Proxmox 6, LXC containers, and the user permission maze

Recently I started changing my storage/playground machine from single Rockstor to a more virtualized homelab running proxmox, and with that comes a big learning opportunity for virtualization, LXC, and everything in between and beyond. One particular problem I’m trying to solve is that, I want to run separate containers for Samba, Plex, any intake application(Transmission etc), AND have them all as unprivileged container(SECURITY, not that anyone cares…?) , AND have them all access the same storage pool from host(MergerFS+snapraid, per Perfect Media Server suggestion. Read it on linuxserver.io if you haven’t, for my purposes it beats ZFS/Btrfs handily).

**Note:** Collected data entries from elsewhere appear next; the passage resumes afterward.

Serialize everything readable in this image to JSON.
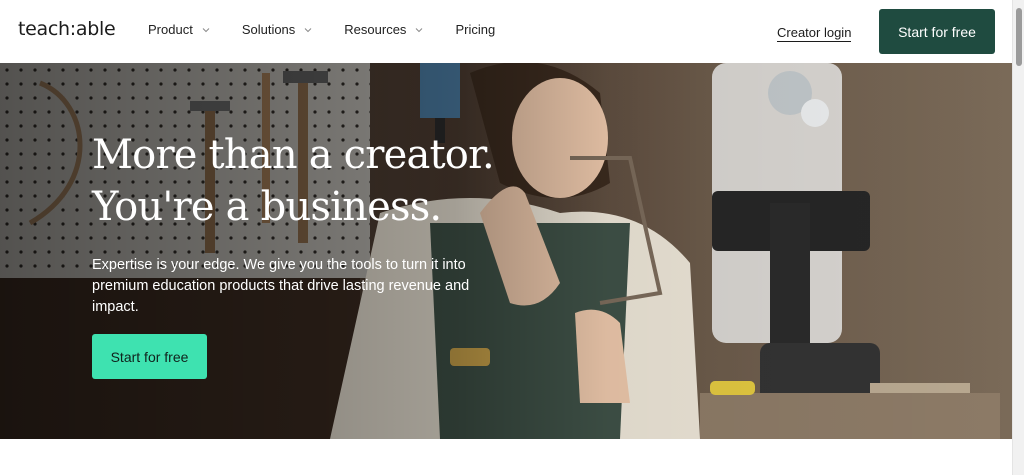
{
  "header": {
    "logo": "teach:able",
    "nav": [
      {
        "label": "Product",
        "dropdown": true
      },
      {
        "label": "Solutions",
        "dropdown": true
      },
      {
        "label": "Resources",
        "dropdown": true
      },
      {
        "label": "Pricing",
        "dropdown": false
      }
    ],
    "login_label": "Creator login",
    "cta_label": "Start for free"
  },
  "hero": {
    "headline_line1": "More than a creator.",
    "headline_line2": "You're a business.",
    "subtext": "Expertise is your edge. We give you the tools to turn it into premium education products that drive lasting revenue and impact.",
    "cta_label": "Start for free"
  },
  "colors": {
    "brand_dark": "#1f4b40",
    "accent": "#3ee2b0"
  }
}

So I created some containers, loaded them up with ubuntu, installed stuff I need, and…they couldn’t write to storage pool mount point. Huh. Must be containers. So I read up on LXC website as well as proxmox forum(kudos to devs for actually interacting with users on forum), and I realized that proxmox keeps its own copy of container config, and *appends* it to a boilerplate template that it re-creates every time you start/restart a container. Here’s the details:

Container users can be mapped to host users so they can access mounted folders with same permission as on host. The default mapping Proxmox uses (that is, in the boilerplate template) is : container user 0 maps to host user 100000, container user 1 maps to host user 100001, and so on, until it hits POSIX limit of 65534. All you have to do on host is to add the corresponding host user id to the permission list of the folder you want to access from container, and you should be fine…right? Usually, that’s all it takes…until you have multiple containers…

See, when you create multiple containers, proxmox uses the SAME boilerplate template for container config. Which means…if you have a uid 100 in container #0, and a uid 100 in container #1, and both container can see a host folder(via mounting) that have write permission for user 100100, both container users WILL be able to step on each other, whether you want them or not.